Neural Importance Resampling Enables Scalable and Unbiased Neural Quantum State Simulations

Simulating complex quantum systems remains a significant challenge in modern physics, and neural quantum states (NQS) offer a promising approach, though current sampling methods often limit their practical application. Eimantas Ledinauskas and Egidijus Anisimovas, both from the Institute of Theoretical Physics and Astronomy at Vilnius University, alongside their colleagues, present a new sampling algorithm called Neural Importance Resampling (NIR) that overcomes many of these limitations. NIR combines the strengths of importance resampling with a separately trained autoregressive network, allowing for efficient and unbiased sampling without imposing restrictive architectural constraints on the NQS. This innovative method not only supports stable and scalable training, including for systems with multiple interacting states, but also demonstrably outperforms traditional Markov chain Monte Carlo methods and achieves results comparable to the highly accurate, yet computationally demanding, density matrix renormalization group technique, establishing NIR as a robust and versatile tool for variational NQS algorithms.

Markov chain Monte Carlo (MCMC) methods frequently suffer from slow processing and require careful manual adjustments, while autoregressive neural networks impose restrictions on the design of the networks themselves, hindering flexibility.

Neural Networks Simulate Quantum Many-Body Systems

Researchers are tackling the problem of simulating quantum systems, a notoriously difficult task for classical computers as system size increases. They explore using neural networks to represent the quantum state of a system, aiming to overcome the limitations of traditional methods. The method employs a variational approach, defining a parameterized quantum state using a neural network and then optimizing the parameters to minimize the system’s energy. The core innovation lies in the use of Neural Importance Sampling (NIS) within the variational optimization process. NIS improves the efficiency of Monte Carlo integration, better sampling the configuration space of the quantum system and leading to more accurate energy estimates and faster optimization.

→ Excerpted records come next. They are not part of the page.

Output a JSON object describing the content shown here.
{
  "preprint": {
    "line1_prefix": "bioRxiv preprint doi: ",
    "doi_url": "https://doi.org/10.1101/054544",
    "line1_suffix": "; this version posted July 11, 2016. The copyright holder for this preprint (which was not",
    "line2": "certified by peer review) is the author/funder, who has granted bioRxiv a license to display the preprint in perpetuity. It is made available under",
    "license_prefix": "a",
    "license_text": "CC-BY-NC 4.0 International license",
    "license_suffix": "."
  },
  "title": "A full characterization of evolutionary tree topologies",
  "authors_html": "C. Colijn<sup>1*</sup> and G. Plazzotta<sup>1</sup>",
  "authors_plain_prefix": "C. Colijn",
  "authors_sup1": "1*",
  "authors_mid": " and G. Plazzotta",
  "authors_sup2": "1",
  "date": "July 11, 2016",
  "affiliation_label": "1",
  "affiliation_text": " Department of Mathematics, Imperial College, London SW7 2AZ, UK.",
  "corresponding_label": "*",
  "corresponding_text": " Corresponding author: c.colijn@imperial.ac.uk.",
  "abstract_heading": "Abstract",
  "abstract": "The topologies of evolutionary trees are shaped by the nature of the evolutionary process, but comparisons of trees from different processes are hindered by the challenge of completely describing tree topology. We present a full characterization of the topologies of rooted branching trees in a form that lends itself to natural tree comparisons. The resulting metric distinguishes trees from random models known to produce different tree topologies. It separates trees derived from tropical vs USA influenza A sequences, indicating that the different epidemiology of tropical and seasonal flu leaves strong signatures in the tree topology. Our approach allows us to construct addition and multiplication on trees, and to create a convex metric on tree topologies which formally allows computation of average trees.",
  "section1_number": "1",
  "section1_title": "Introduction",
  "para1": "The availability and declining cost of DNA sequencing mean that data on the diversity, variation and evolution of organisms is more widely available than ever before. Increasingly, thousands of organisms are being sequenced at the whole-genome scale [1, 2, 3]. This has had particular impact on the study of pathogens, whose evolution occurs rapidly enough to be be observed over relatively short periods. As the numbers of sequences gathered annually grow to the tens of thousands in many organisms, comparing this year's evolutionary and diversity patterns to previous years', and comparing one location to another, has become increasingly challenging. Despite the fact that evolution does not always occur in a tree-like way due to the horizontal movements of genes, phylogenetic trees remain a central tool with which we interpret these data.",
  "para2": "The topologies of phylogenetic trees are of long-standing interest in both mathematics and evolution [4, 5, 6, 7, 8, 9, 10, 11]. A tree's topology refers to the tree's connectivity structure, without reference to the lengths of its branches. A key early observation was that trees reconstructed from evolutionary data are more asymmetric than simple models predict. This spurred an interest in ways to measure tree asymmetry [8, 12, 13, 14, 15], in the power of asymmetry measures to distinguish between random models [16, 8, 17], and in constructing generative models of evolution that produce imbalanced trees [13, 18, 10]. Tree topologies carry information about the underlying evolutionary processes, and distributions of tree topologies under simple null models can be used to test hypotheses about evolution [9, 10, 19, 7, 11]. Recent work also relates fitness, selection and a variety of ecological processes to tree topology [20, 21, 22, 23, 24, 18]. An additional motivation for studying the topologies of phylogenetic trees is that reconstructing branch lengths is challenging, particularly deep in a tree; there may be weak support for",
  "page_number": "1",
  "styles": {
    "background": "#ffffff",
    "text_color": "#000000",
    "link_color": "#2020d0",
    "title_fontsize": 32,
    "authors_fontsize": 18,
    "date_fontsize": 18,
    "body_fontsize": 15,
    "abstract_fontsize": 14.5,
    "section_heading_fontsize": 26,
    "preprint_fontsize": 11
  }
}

The authors address limitations of existing neural network quantum state methods, such as slow convergence and difficulty scaling to larger systems, by presenting NIS as a way to mitigate these problems. The method details how NIS is integrated into the neural network quantum state framework, defining a proposal distribution using the neural network and then reweighting samples to obtain a more accurate estimate of the expectation value. This advancement addresses limitations found in existing methods like Markov chain Monte Carlo (MCMC) and autoregressive neural networks, both commonly used to represent and explore the behavior of these systems. Traditional MCMC methods often struggle with slow processing and require careful manual adjustments, while autoregressive networks impose restrictions on the design of the neural networks themselves, hindering flexibility. NIR overcomes these challenges by combining importance resampling with a dedicated neural network trained to accurately predict the probability distribution of the quantum state.

This approach allows for efficient and unbiased sampling without the architectural constraints of autoregressive methods, and reduces the need for manual tuning required by MCMC. The method proves particularly effective when seeking multiple low-energy states simultaneously, a task made easier by its compatibility with complex, multi-state wave functions. In tests on a challenging two-dimensional quantum model, NIR demonstrably outperformed MCMC, achieving more reliable results in difficult scenarios. Furthermore, NIR’s performance was competitive with the highly regarded density matrix renormalization group (DMRG) method, a benchmark for accuracy in this field. This decoupling of the sampling process from the network architecture overcomes key drawbacks of existing methods, particularly in complex systems. Demonstrated on the two-dimensional transverse-field Ising model, NIR achieves stable training even in challenging regimes where MCMC methods struggle, and yields results comparable to the more established density matrix renormalization group (DMRG) methods. These findings establish NIR as a robust and scalable alternative for sampling within variational neural quantum state algorithms, especially when dealing with multi-state systems. The authors acknowledge that, like other methods, NIR’s performance is influenced by the specific parameters of the system being studied. Future work could explore the application of NIR to a wider range of physical models and investigate its potential for further optimization and scalability.